Notes on Site-Specific, Environmental, Interactive Theatre
The following was published as director's notes in the program for Women's Work, an original, immersive theater experience at the Museum of Modern Art Jacksonville. The full program is available here. It will also be published on the Phase Eight Theatre Company blog.
There are many ways to experience story.
When you read a book, your sight is the most engaged. Your mind may make you feel totally immersed in the story, but in reality, there you are in your chair, not in the English countryside. You cannot see the phosphorescent hounds glowing in the dark.
When you watch a film, your sight is engaged with recorded image, your ears with recorded sound. The mix may make you feel totally immersed in the story, but in reality--no matter how much depth the Greg Toland shots might have--you are looking at a flattened image of light and color, framed by four corners. There you are in your seat. You cannot feel the cold as Rosebud races by the boarding house.
When you attend a traditional, proscenium-style play at the theater, more of your senses are engaged; the action may unfold in real time; there is real, observable, space that you could access if protocol and etiquette did not demand you keep your seat. Still, the fourth wall is up, and though it is sometimes permeable and the space made malleable with convention and imagination, there you are in the audience. You cannot rush the field upon Saint Crispin’s Day.

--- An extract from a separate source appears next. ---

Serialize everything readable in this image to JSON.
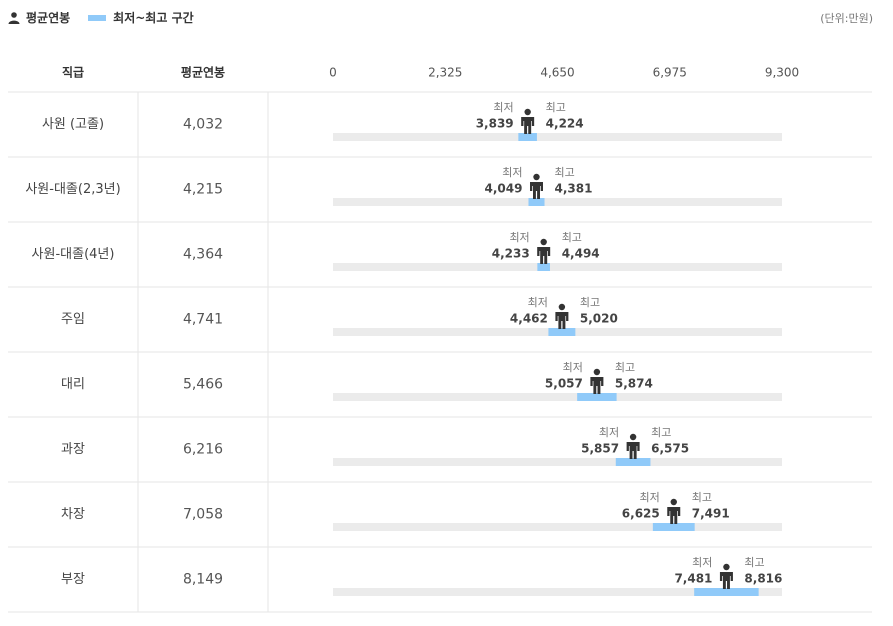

But there are ways of staging Henry V and other works that subvert the frame and the fourth wall while they engage the space and the senses.
At Chicago Shakespeare Theater, I saw a promenade and immersive performances that shook my thinking on theatrical space right around the time I was studying Jerzy Grotowski, whose work was all about playing with the space(s) occupied by and the interplay between performers and audience. Edward II by Christopher Marlowe (dir. Sean Graney) was staged in a bare black box space, but the actors and audience were on the same plane, on their feet. Strangely, I don’t remember standing or moving at all, but I do remember how close the actors were and the thrilling sense that they and the story might go in any direction at any moment. (Imagine when a character portraying Death entered wearing a Venetian death mask and swinging a thurible behind me!) The Strange Undoing of Prudencia Hart (dir. Wils Wilson) was staged in the same space dressed up as a pub. The audience sat at cafe tables dressed for whiskey flights and bar food; at one point in the action of the show, we were encouraged to tear our napkins and throw the shreds when the story required snow. Engaging and enchanting.

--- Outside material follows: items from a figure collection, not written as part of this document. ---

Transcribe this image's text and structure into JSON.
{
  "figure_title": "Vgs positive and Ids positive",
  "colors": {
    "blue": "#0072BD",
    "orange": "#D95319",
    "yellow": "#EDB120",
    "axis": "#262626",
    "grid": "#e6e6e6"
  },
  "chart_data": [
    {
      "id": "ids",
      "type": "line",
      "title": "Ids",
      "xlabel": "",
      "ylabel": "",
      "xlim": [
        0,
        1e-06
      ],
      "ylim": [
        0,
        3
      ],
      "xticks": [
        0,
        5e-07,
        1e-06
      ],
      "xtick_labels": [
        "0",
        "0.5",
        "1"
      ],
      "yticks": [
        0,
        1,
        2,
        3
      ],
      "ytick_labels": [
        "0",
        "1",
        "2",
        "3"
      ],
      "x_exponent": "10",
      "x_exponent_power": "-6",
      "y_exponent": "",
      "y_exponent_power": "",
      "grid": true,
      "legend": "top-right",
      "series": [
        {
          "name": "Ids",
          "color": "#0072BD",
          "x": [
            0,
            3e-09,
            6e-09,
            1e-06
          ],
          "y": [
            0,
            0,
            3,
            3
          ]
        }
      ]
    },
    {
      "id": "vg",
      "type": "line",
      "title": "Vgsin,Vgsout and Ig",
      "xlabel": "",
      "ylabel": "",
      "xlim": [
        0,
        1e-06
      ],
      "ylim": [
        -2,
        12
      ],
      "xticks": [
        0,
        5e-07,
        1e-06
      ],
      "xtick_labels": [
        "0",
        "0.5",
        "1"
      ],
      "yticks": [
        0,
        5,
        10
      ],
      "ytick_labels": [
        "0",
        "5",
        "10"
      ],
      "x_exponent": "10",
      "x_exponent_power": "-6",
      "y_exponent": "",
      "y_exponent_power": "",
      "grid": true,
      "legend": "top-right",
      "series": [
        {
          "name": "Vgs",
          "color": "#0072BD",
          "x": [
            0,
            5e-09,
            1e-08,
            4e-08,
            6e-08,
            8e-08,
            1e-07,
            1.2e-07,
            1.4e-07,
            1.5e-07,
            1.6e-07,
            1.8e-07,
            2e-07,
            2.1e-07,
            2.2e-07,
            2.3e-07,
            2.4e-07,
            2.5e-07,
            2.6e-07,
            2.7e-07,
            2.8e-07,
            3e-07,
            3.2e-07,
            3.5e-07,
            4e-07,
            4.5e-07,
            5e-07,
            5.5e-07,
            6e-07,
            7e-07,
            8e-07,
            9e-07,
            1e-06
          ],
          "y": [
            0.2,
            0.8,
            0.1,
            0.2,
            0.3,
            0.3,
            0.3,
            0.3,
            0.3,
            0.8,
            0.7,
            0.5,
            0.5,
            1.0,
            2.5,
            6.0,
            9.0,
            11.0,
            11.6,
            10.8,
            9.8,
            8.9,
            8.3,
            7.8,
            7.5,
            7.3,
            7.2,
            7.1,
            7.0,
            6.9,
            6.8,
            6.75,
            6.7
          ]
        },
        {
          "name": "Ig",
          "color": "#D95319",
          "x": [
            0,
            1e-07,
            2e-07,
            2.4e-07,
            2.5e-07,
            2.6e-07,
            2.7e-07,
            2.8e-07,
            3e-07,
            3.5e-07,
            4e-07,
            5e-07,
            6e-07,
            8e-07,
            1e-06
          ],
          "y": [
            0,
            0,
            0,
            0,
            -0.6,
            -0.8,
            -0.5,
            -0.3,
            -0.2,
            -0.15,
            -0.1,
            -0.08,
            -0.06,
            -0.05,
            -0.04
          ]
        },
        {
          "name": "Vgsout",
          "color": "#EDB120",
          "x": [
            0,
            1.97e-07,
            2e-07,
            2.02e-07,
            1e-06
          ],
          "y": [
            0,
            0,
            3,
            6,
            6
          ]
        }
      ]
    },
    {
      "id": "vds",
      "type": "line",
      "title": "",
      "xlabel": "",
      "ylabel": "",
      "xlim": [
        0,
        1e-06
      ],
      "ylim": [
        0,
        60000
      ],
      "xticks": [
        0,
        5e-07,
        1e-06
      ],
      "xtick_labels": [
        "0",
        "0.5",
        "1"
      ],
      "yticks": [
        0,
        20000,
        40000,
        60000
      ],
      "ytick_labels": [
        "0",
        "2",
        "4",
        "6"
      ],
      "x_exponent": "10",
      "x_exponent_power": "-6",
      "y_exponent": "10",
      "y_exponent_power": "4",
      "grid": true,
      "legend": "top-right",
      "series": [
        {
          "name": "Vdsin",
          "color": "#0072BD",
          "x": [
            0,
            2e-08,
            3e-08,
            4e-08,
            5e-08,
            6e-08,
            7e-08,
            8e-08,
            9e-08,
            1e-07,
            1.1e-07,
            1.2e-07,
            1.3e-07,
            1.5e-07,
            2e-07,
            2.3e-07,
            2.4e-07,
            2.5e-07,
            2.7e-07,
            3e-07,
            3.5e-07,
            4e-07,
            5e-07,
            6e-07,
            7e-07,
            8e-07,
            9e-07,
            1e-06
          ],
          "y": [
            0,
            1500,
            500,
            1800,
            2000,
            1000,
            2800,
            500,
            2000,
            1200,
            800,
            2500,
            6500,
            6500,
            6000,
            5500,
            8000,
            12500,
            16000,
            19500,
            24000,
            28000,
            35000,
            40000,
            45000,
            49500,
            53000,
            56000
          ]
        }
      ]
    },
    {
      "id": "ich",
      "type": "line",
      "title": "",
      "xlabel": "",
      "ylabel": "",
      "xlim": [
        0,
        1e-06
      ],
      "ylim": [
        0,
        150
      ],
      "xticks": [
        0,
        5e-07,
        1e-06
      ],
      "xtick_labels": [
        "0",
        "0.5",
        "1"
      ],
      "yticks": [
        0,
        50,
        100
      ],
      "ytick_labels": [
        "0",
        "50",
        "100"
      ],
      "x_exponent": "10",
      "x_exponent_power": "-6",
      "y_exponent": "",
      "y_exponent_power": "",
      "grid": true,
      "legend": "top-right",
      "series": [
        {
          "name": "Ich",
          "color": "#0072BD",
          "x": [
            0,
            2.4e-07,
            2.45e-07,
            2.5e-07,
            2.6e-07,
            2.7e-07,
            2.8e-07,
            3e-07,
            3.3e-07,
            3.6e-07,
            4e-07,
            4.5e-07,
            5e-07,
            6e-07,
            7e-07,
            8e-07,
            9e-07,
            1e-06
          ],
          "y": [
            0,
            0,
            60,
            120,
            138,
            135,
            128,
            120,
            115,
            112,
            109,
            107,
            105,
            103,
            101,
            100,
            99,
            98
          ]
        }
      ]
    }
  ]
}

Director Peter Brook (The Empty Space) says theater is happening when one person walks through a space and another observes. In this way, we might see promenade, site-specific, immersive, and/or interactive theater not only as breaking theatrical convention but also as restoring theatrical essence. Direct observation in a shared space where the spontaneous may happen--what some, in sum, call liveness--differentiates theater from other storytelling mediums.
That’s what we’re playing with in Women’s Work. Add to this the fact that our play is inspired by and indeed can only take place in this specific space and time: MOCA Jacksonville, “A Dark Place of “Dreams”, July 2018? One can only conclude that this show’s liveness is alive and well!
Thank you for being an essential part of it.